Wawancara Oprah Winfrey dengan Meghan Markle dan suaminya, Pangeran Harry, yang disiarkan oleh jaringan televisi CBS pada Minggu (7/3) lalu selain sukses menjadi berita utama di media massa ternyata juga sangat eksplosif dan terus bergema di ranah publik bahkan sampai beberapa hari setelah tayang.
Ada banyak topik 'lezat' yang terungkap selama wawancara itu berlangsung. Misalnya, sebagaimana dilansir CNET (12/3), Meghan menuturkan bagaimana dia harus bertahan terhadap 'pikiran untuk bunuh diri' yang terus menerus menerornya tanpa ada seorang pun di lingkup istana.Â
Sementara Harry memaparkan bahwa sang ayah Pangeran Charles memutuskan tidak akan menerima panggilan telponnya untuk sementara waktu dan menghentikan aliran dana kerajaan untuk menyokong kehidupannya.
Namun yang paling memicu kegemparan publik adalah saat mereka berdua menceritakan pada Oprah bahwa semasa Meghan mengandung anak pertamanya, seorang anggota keluarga kerajaan entah siapa menyatakan keprihatinannya tentang seberapa gelap warna kulit bayi Archie saat lahir kelak. Perang medsos antara kelompok 'American Twitter' pro Meghan-Harry melawan 'Britain Twitter' di pihak kontra berlangsung sengit selama dua jam paska tayangan berakhir.
Pihak Istana Buckingham yang dikenal tak pernah bergeming terhadap pusaran isu media massa seputar kehidupan pribadi keluarga kerajaan, akhirnya merespon dengan mengeluarkan penyataan bahwa "Masalah yang diangkat, terutama berkaitan dengan rasIisme), sangat memprihatinkan.

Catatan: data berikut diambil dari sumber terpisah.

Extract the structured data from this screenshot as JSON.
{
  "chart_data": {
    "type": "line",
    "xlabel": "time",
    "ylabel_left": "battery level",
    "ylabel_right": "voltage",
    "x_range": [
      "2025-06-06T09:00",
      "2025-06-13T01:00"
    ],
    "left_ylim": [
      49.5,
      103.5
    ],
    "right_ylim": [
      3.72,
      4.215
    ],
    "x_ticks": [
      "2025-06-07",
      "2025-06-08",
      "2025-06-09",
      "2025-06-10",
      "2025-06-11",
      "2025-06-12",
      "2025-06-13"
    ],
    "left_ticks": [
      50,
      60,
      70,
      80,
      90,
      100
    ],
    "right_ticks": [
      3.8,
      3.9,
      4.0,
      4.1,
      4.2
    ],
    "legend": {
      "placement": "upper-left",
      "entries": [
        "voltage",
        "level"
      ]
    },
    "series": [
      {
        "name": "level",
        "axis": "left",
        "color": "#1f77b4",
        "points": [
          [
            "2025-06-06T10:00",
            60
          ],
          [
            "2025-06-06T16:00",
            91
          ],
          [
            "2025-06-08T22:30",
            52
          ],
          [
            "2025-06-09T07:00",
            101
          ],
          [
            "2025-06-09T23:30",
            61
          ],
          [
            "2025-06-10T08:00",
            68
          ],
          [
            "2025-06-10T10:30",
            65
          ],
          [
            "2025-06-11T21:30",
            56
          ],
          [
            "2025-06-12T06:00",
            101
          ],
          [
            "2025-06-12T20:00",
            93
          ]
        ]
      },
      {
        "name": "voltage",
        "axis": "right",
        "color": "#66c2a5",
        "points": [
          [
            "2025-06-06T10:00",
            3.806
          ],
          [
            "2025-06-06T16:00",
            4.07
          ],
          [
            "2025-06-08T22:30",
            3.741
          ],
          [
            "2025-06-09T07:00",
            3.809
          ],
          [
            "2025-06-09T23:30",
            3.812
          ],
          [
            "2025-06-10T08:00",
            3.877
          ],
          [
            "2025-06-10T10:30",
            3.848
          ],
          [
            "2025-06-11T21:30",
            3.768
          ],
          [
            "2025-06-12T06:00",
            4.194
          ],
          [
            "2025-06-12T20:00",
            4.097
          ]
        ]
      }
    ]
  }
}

Meskipun ada beberapa pemahaman yang mungkin berbeda, semua ditanggapi dengan sangat serius dan akan ditangani secara internal oleh keluarga (kerajaan)."
Di mata Karen Stollznow, PhD; Â peneliti di Pusat Penelitian Sosial dan Budaya Griffith, kasus 'pemberontakan' Meghan ini lebih dari sekedar bertujuan mengangkat isu rasisme belaka
Menurut Karen, dalam opininya untuk Psychology Today (12/3), meski keluarga kerajaan masih terjerat dalam sejarah kolonialisme dan rasisme sehingga wanita multi-ras dengan ibu berkulit hitam dan ayah berkulit putih seperti Meghan dipandang oleh beberapa orang sebagai tidak cukup "berdarah murni" berdasarkan konsep mitos "darah biru" kerajaan; tetapi ada sejumlah fakta lain yang tidak boleh diabaikan.
Selama bertahun-tahun liputan media negatif tentang Meghan beredar nyaris tanpa henti ternyata mengusung juga unsur seksisme, nasionalisme, dan klasisme.
Meghan kerap kali dicap 'terlalu berani', 'terlalu blak-blakan', dan 'terlalu feminis'. Dia telah dikritik karena berbagai 'kejahatan' sepele seperti menyilangkan kaki, memakai cat kuku gelap, mengenakan gaun satu bahu, dan kegemarannya pada pakaian hitam. Dia diserang hebat di media sosial karena menutup pintu mobilnya sendiri, alih-alih mengizinkan seorang ajudan melakukannya seperti yang biasa dilakukan oleh kalangan atas.
Selain itu kenyataan bahwa dia bukan berkebangsaan Inggris juga turut terseret dalam pelabelan dirinya oleh media massa di negeri Ratu Elizabeth itu. Meghan disebut "orang Amerika yang bercerai." Kebangsaan Meghan tampaknya menjadi masalah bagi sebagian orang yang kemudian menggambarkannya sebagai "terlalu multikultural" dan "terlalu Amerika".
Sistem pengelompokkan masyarakat berdasarkan kelas sosial yang masih tertanam kuat di Inggris juga membuat Meghan yang notabene "orang biasa" dipandang rendah karena latar belakang sosial ekonominya. Dia memiliki masa kecil yang sederhana, tumbuh di kalangan kelas menengah Los Angeles, di mana ayahnya bekerja sebagai sinematografer dan ibunya seorang pekerja sosial. Tabloid seakan terpacu untuk menodai reputasi Meghan dan meremehkannya karena bekerja sebagai pelayan dan aktris.